The day after the vigil, Liberty University president Jerry Falwell, Jr., presumably confident that no troubled person would ever be a student at Liberty, urged his students to arm themselves.

Also on that day the Senate once again failed to pass gun control measures, including Sen. Dianne Feinstein’s bill that would have prevented people on terrorist watch lists from being able to buy guns with which to commit terror.

Several days later, some who had attended the vigil heard John Weems, at Calvary Presbyterian, address the issue of gun violence. Weems had been part of the vigil, and made a biblically appropriate metaphor of the candles being blown out by the wind, but constantly re-ignited. Darkness, he said, cannot overcome the light.
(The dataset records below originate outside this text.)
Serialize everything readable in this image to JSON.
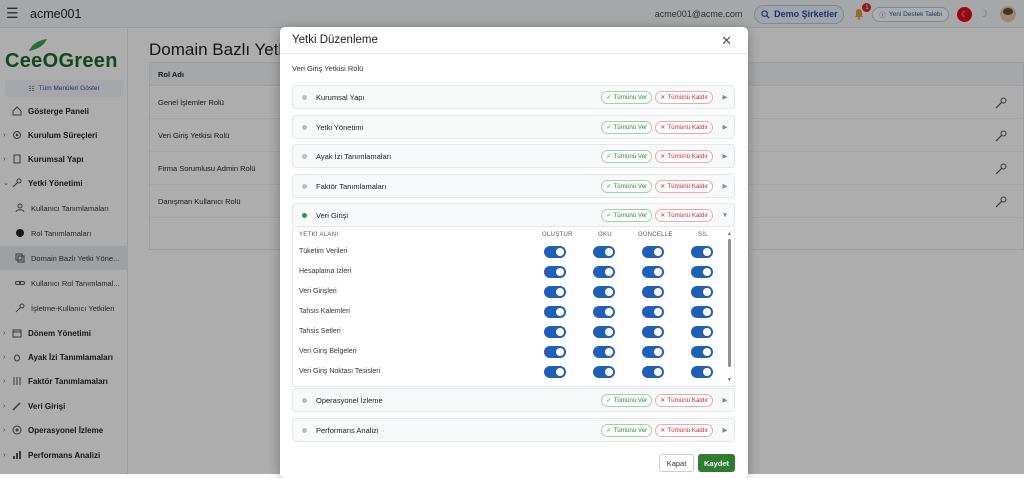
{
  "topbar": {
    "app_name": "acme001",
    "email": "acme001@acme.com",
    "company_button": "Demo Şirketler",
    "notification_count": "1",
    "support_button": "Yeni Destek Talebi"
  },
  "sidebar": {
    "logo_text": "CeeOGreen",
    "show_all_menus": "Tüm Menüleri Göster",
    "items": [
      {
        "label": "Gösterge Paneli"
      },
      {
        "label": "Kurulum Süreçleri"
      },
      {
        "label": "Kurumsal Yapı"
      },
      {
        "label": "Yetki Yönetimi"
      },
      {
        "label": "Kullanıcı Tanımlamaları"
      },
      {
        "label": "Rol Tanımlamaları"
      },
      {
        "label": "Domain Bazlı Yetki Yöne..."
      },
      {
        "label": "Kullanıcı Rol Tanımlamal..."
      },
      {
        "label": "İşletme-Kullanıcı Yetkileri"
      },
      {
        "label": "Dönem Yönetimi"
      },
      {
        "label": "Ayak İzi Tanımlamaları"
      },
      {
        "label": "Faktör Tanımlamaları"
      },
      {
        "label": "Veri Girişi"
      },
      {
        "label": "Operasyonel İzleme"
      },
      {
        "label": "Performans Analizi"
      }
    ]
  },
  "main": {
    "title": "Domain Bazlı Yetki",
    "column_header": "Rol Adı",
    "rows": [
      "Genel İşlemler Rolü",
      "Veri Giriş Yetkisi Rolü",
      "Firma Sorumlusu Admin Rolü",
      "Danışman Kullanıcı Rolü"
    ]
  },
  "modal": {
    "title": "Yetki Düzenleme",
    "subtitle": "Veri Giriş Yetkisi Rolü",
    "grant_all": "Tümünü Ver",
    "revoke_all": "Tümünü Kaldır",
    "sections": [
      "Kurumsal Yapı",
      "Yetki Yönetimi",
      "Ayak İzi Tanımlamaları",
      "Faktör Tanımlamaları",
      "Veri Girişi",
      "Operasyonel İzleme",
      "Performans Analizi"
    ],
    "grid_headers": {
      "area": "YETKİ ALANI",
      "create": "OLUŞTUR",
      "read": "OKU",
      "update": "GÜNCELLE",
      "delete": "SİL"
    },
    "grid_rows": [
      "Tüketim Verileri",
      "Hesaplama İzleri",
      "Veri Girişleri",
      "Tahsis Kalemleri",
      "Tahsis Setleri",
      "Veri Giriş Belgeleri",
      "Veri Giriş Noktası Tesisleri"
    ],
    "cancel": "Kapat",
    "save": "Kaydet"
  },
  "colors": {
    "brand_green": "#1b6b2f",
    "toggle_blue": "#1f5fb8",
    "save_green": "#2f7d32"
  }
}
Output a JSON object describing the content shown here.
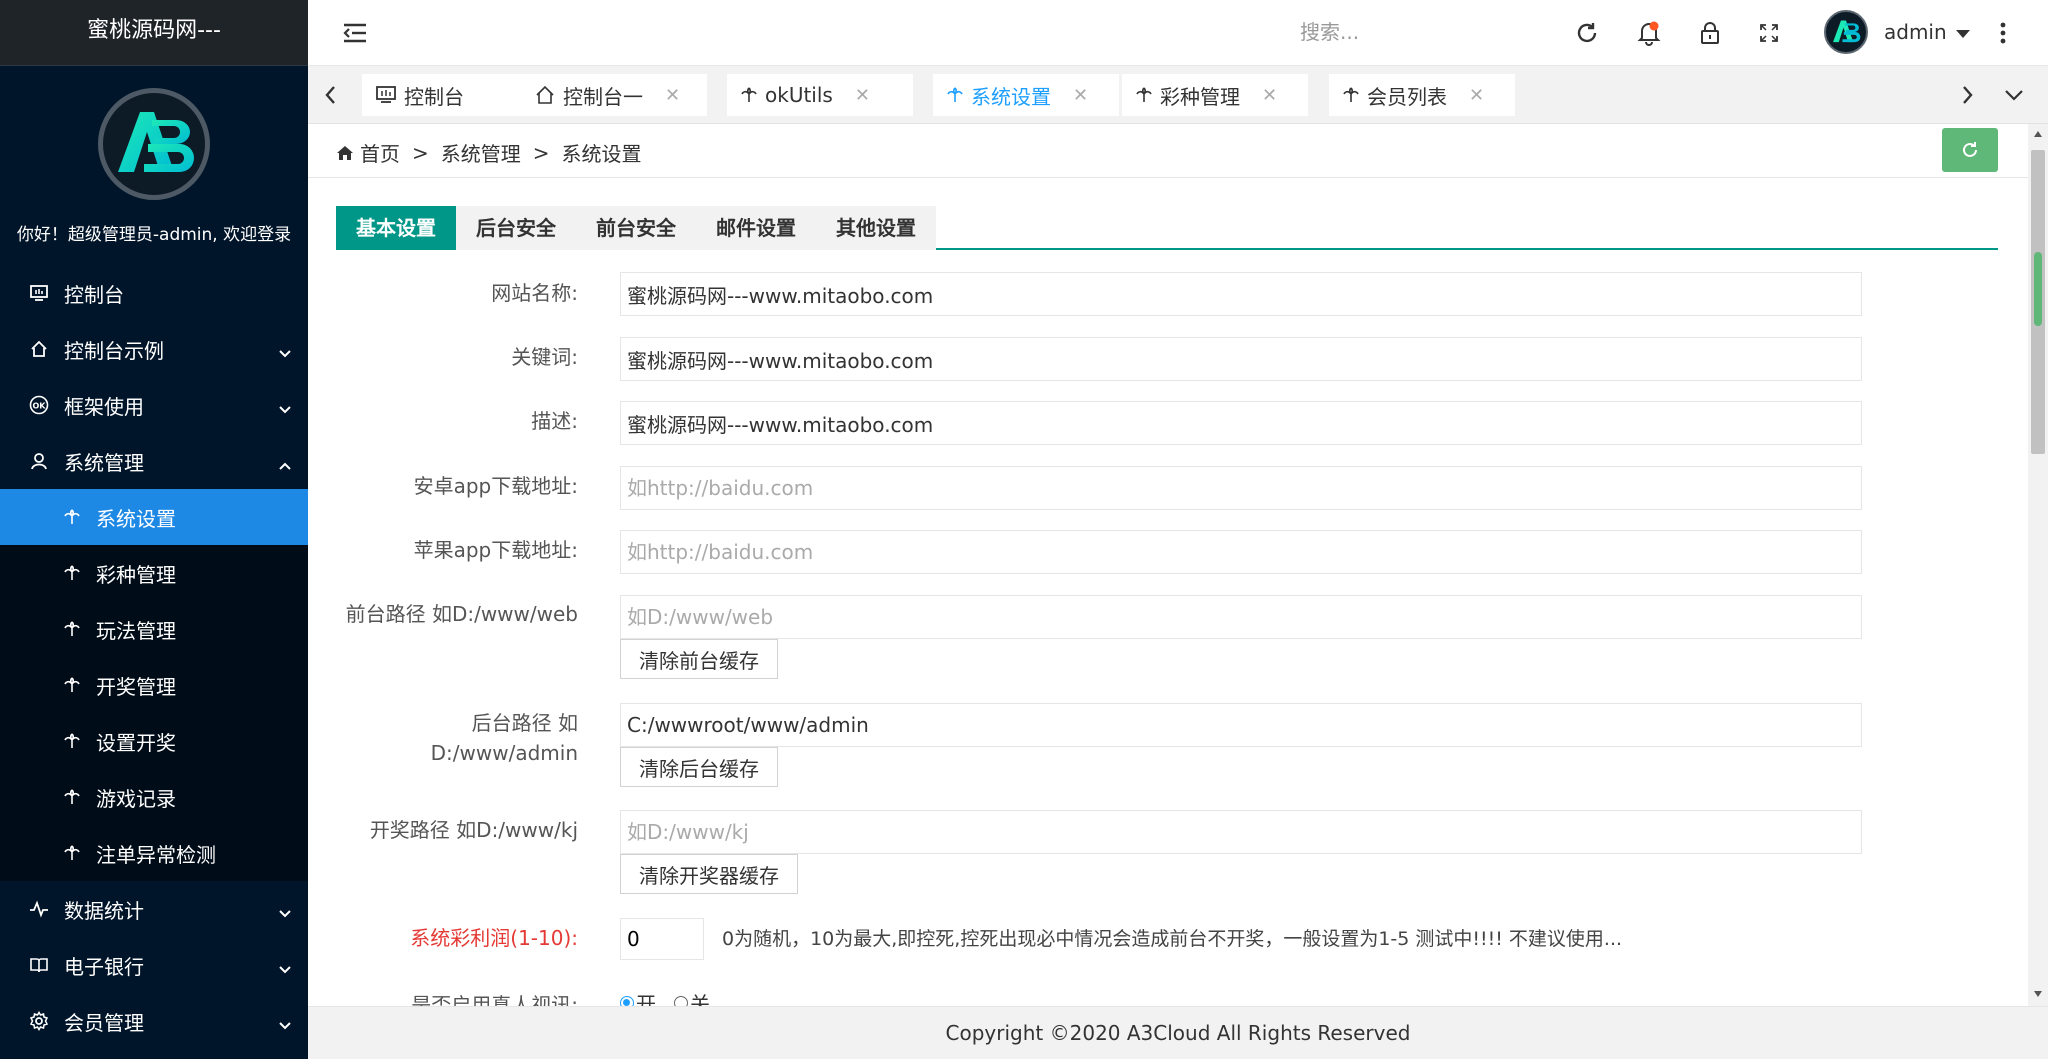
{
  "app": {
    "title": "蜜桃源码网---",
    "welcome": "你好！超级管理员-admin, 欢迎登录"
  },
  "sidebar": {
    "items": [
      {
        "label": "控制台",
        "icon": "monitor-icon",
        "expandable": false
      },
      {
        "label": "控制台示例",
        "icon": "home-icon",
        "expandable": true,
        "expanded": false
      },
      {
        "label": "框架使用",
        "icon": "ok-icon",
        "expandable": true,
        "expanded": false
      },
      {
        "label": "系统管理",
        "icon": "user-icon",
        "expandable": true,
        "expanded": true
      },
      {
        "label": "数据统计",
        "icon": "pulse-icon",
        "expandable": true,
        "expanded": false
      },
      {
        "label": "电子银行",
        "icon": "bank-icon",
        "expandable": true,
        "expanded": false
      },
      {
        "label": "会员管理",
        "icon": "gear-icon",
        "expandable": true,
        "expanded": false
      }
    ],
    "sub_items": [
      {
        "label": "系统设置",
        "active": true
      },
      {
        "label": "彩种管理"
      },
      {
        "label": "玩法管理"
      },
      {
        "label": "开奖管理"
      },
      {
        "label": "设置开奖"
      },
      {
        "label": "游戏记录"
      },
      {
        "label": "注单异常检测"
      }
    ]
  },
  "topbar": {
    "search_placeholder": "搜索...",
    "username": "admin"
  },
  "tabs": [
    {
      "label": "控制台",
      "icon": "monitor-icon",
      "closable": false
    },
    {
      "label": "控制台一",
      "icon": "home-icon",
      "closable": true
    },
    {
      "label": "okUtils",
      "icon": "palm-icon",
      "closable": true
    },
    {
      "label": "系统设置",
      "icon": "palm-icon",
      "closable": true,
      "active": true
    },
    {
      "label": "彩种管理",
      "icon": "palm-icon",
      "closable": true
    },
    {
      "label": "会员列表",
      "icon": "palm-icon",
      "closable": true
    }
  ],
  "breadcrumb": {
    "home": "首页",
    "sep": ">",
    "level1": "系统管理",
    "level2": "系统设置"
  },
  "subtabs": [
    "基本设置",
    "后台安全",
    "前台安全",
    "邮件设置",
    "其他设置"
  ],
  "form": {
    "site_name": {
      "label": "网站名称:",
      "value": "蜜桃源码网---www.mitaobo.com"
    },
    "keywords": {
      "label": "关键词:",
      "value": "蜜桃源码网---www.mitaobo.com"
    },
    "description": {
      "label": "描述:",
      "value": "蜜桃源码网---www.mitaobo.com"
    },
    "android_url": {
      "label": "安卓app下载地址:",
      "value": "",
      "placeholder": "如http://baidu.com"
    },
    "ios_url": {
      "label": "苹果app下载地址:",
      "value": "",
      "placeholder": "如http://baidu.com"
    },
    "front_path": {
      "label": "前台路径 如D:/www/web",
      "value": "",
      "placeholder": "如D:/www/web",
      "button": "清除前台缓存"
    },
    "admin_path": {
      "label_line1": "后台路径 如",
      "label_line2": "D:/www/admin",
      "value": "C:/wwwroot/www/admin",
      "button": "清除后台缓存"
    },
    "draw_path": {
      "label": "开奖路径 如D:/www/kj",
      "value": "",
      "placeholder": "如D:/www/kj",
      "button": "清除开奖器缓存"
    },
    "profit": {
      "label": "系统彩利润(1-10):",
      "value": "0",
      "hint": "0为随机，10为最大,即控死,控死出现必中情况会造成前台不开奖，一般设置为1-5 测试中!!!! 不建议使用..."
    },
    "real_video": {
      "label": "是否启用真人视讯:",
      "on_label": "开",
      "off_label": "关",
      "selected": "开"
    }
  },
  "footer": {
    "text": "Copyright ©2020 A3Cloud All Rights Reserved"
  },
  "colors": {
    "sidebar_bg": "#001529",
    "active_blue": "#1e88e5",
    "teal": "#009688",
    "green": "#5fb878",
    "red_label": "#e53935"
  }
}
At the end of his sermon Weems lifted a stack of 8 x 10 sheets about three inches thick, and a few helpers distributed them among the congregation. There were 353 sheets listing the date, location and number of people killed or wounded in each of the mass shootings (four or more killed or wounded) in the U.S. this year according to the only-in-America website shootingtracker.com. Another 45 sheets bore the names of the known 2015 victims of gun violence in San Francisco, the city named for a compassionate saint.

Gun collage

It would be impossible to know how many firearms are in private hands in this country, but it’s safe to say at least a few hundred million. Some of them – “assault weapons,” “semi-automatic rifles,” “sporting guns” by whatever name you choose – can kill more people faster than others; any of them can kill or maim. A wide range of weapons were used for the 353 mass shootings of 2015; all of them succeeded in wounding or killing human beings. The three sheets left to this distributor read:

DURHAM, N.C.; 8/21/2015. WOUNDED: 8. DEAD: 0

ROSWELL, N.M.; 8/21/2015. WOUNDED: 1. DEAD: 3

CINCINNATI, OH; 8/21/2015. WOUNDED: 5. DEAD: 2

It’s hard not to think about how much darkness might be prevented by having a few less guns in the U.S. Those who know that darkness best continue to light candles . . . and hope.